Bugünlerde dış politikada yaşanan bazı sıkıntılara uzun vadeli bir perspektiften bakılmasını isteyen Arınç, şu anda aleyhte gözüken, Türkiye'nin zararına yol açan bazı gelişmelerin uzun vadede bir fırsata dönüşeceğini düşündüğünü dile getirdi.
 
Bunun örneklerini yakın geçmişte gördüğüne işaret eden Arınç, "Türkiye artık güçlü ve istikrarlı bir ülkedir. Dinamik özel sektörü ve istikrarlı siyasi yapısıyla her türlü sorunun üstesinden gelecek bir güce sahiptir. Türkiye olarak, bölgemizdeki barış ve huzur ortamının takipçisiyiz.

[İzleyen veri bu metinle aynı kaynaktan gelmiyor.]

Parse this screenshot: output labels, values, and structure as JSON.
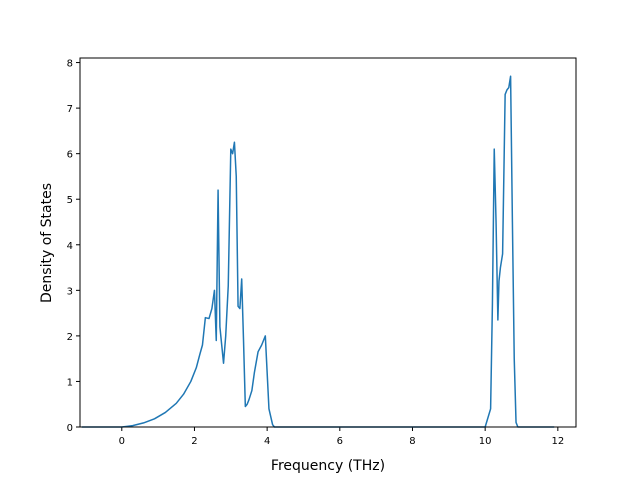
{
  "chart_data": {
    "type": "line",
    "title": "",
    "xlabel": "Frequency (THz)",
    "ylabel": "Density of States",
    "xlim": [
      -1.15,
      12.5
    ],
    "ylim": [
      0,
      8.1
    ],
    "xticks": [
      0,
      2,
      4,
      6,
      8,
      10,
      12
    ],
    "yticks": [
      0,
      1,
      2,
      3,
      4,
      5,
      6,
      7,
      8
    ],
    "grid": false,
    "series": [
      {
        "name": "",
        "color": "#1f77b4",
        "x": [
          -1.1,
          -0.5,
          0.0,
          0.3,
          0.6,
          0.9,
          1.2,
          1.5,
          1.7,
          1.9,
          2.05,
          2.15,
          2.22,
          2.3,
          2.4,
          2.48,
          2.55,
          2.6,
          2.65,
          2.7,
          2.75,
          2.8,
          2.86,
          2.93,
          3.0,
          3.05,
          3.1,
          3.15,
          3.2,
          3.25,
          3.3,
          3.35,
          3.4,
          3.45,
          3.5,
          3.58,
          3.65,
          3.75,
          3.85,
          3.95,
          4.05,
          4.15,
          4.2,
          4.25,
          4.3,
          5.0,
          6.0,
          7.0,
          8.0,
          9.0,
          10.0,
          10.15,
          10.2,
          10.25,
          10.3,
          10.35,
          10.38,
          10.42,
          10.48,
          10.55,
          10.6,
          10.65,
          10.7,
          10.75,
          10.8,
          10.85,
          10.9,
          11.5,
          11.9
        ],
        "y": [
          0,
          0,
          0,
          0.03,
          0.09,
          0.18,
          0.32,
          0.52,
          0.72,
          1.0,
          1.3,
          1.6,
          1.8,
          2.4,
          2.38,
          2.6,
          3.0,
          1.9,
          5.2,
          2.2,
          1.8,
          1.4,
          2.0,
          3.1,
          6.1,
          6.0,
          6.25,
          5.5,
          2.65,
          2.6,
          3.25,
          1.9,
          0.45,
          0.5,
          0.6,
          0.8,
          1.2,
          1.65,
          1.8,
          2.0,
          0.4,
          0.05,
          0,
          0,
          0,
          0,
          0,
          0,
          0,
          0,
          0,
          0.4,
          2.7,
          6.1,
          4.5,
          2.35,
          3.2,
          3.5,
          3.8,
          7.3,
          7.4,
          7.45,
          7.7,
          4.5,
          1.5,
          0.1,
          0,
          0,
          0
        ]
      }
    ]
  }
}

Dış politikamız da bu perspektifle insan hakları ve demokrasi ilkelerini savunan çizgisini sürdürecektir. Türkiye bölgesinde ve dünyada ekonomik refahı, siyasi istikrarı ve hukukun üstünlüğünü benimseyen ülkeler olarak görmek istemektedir" şeklinde konuştu.
 
Ülke olarak toplumsal huzur ve barışa her zamankinden daha fazla ihtiyaç duyulan ve özen gösterdikleri bir dönemden geçildiğini belirten Arınç, şunları kaydetti:
 
"Komşularımızın içinde bulunduğu ve bizim de çok yakinen etkilendiğimiz siyasi istikrarsızlık ve çatışma ortamı malesef ülkemizi de etkilemektedir. Böyle bir ortamda ne bizim, ne de bilgi çağında herkesin herşeyden haberdar ve sorumlu olduğu küresel bir köye dönen dünyamızda hiç bir ülke ve toplumun dünyanın neresinde olursa olsun, insanlık dışı eylemlere kayıtsız kalması söz konusu değildir. Tüm insanlığın ayağa kalkarak artık bu vahşete bir an önce son vermesi en büyük dileğimizdir.    
 
İstanbul ve finans kelimeleri hem geçmişte, hem de günümüzdeki artan önemiyle dünyada artık ilgiyle ve dikkatli izlenen bir konuma geldi. İstanbul tarihi ve coğrafi güzellikleriyle birlikte ruhumuza yeni ilhamlar verirken, ekonomik başarıları ve katkıları ile ülkemizin 1. sırasının değişmez sahibi olan şehrimizdir. Bu yönüyle İstanbul'un ortaya koymuş olduğu performansın tüm Türkiye coğrafyasına yayılması ve İstanbul'la rekabet edebilir şehirler oluşturma çabasındayız. Bu şehirlere örnek olarak elbette kendi seçim bölgem olan Bursa'yı saymadan geçemeyeceğim. Bursa, Ankara, Antep, Adana, Mersin, İzmir, Kocaeli ve İstanbul gibi şehirlerin öncülüğünde son 10 yılda bir Türkiye hikayesi ortaya çıkmıştır. Bu şehirlerimizin sayısını artırmak, refah ve gelirin adaletli dağılmasını sağlamak, böylece büyük şehirlerimize yönelik göç hareketini azaltmak sağlıklı büyüme açısından önem verdiğimiz bir husustur."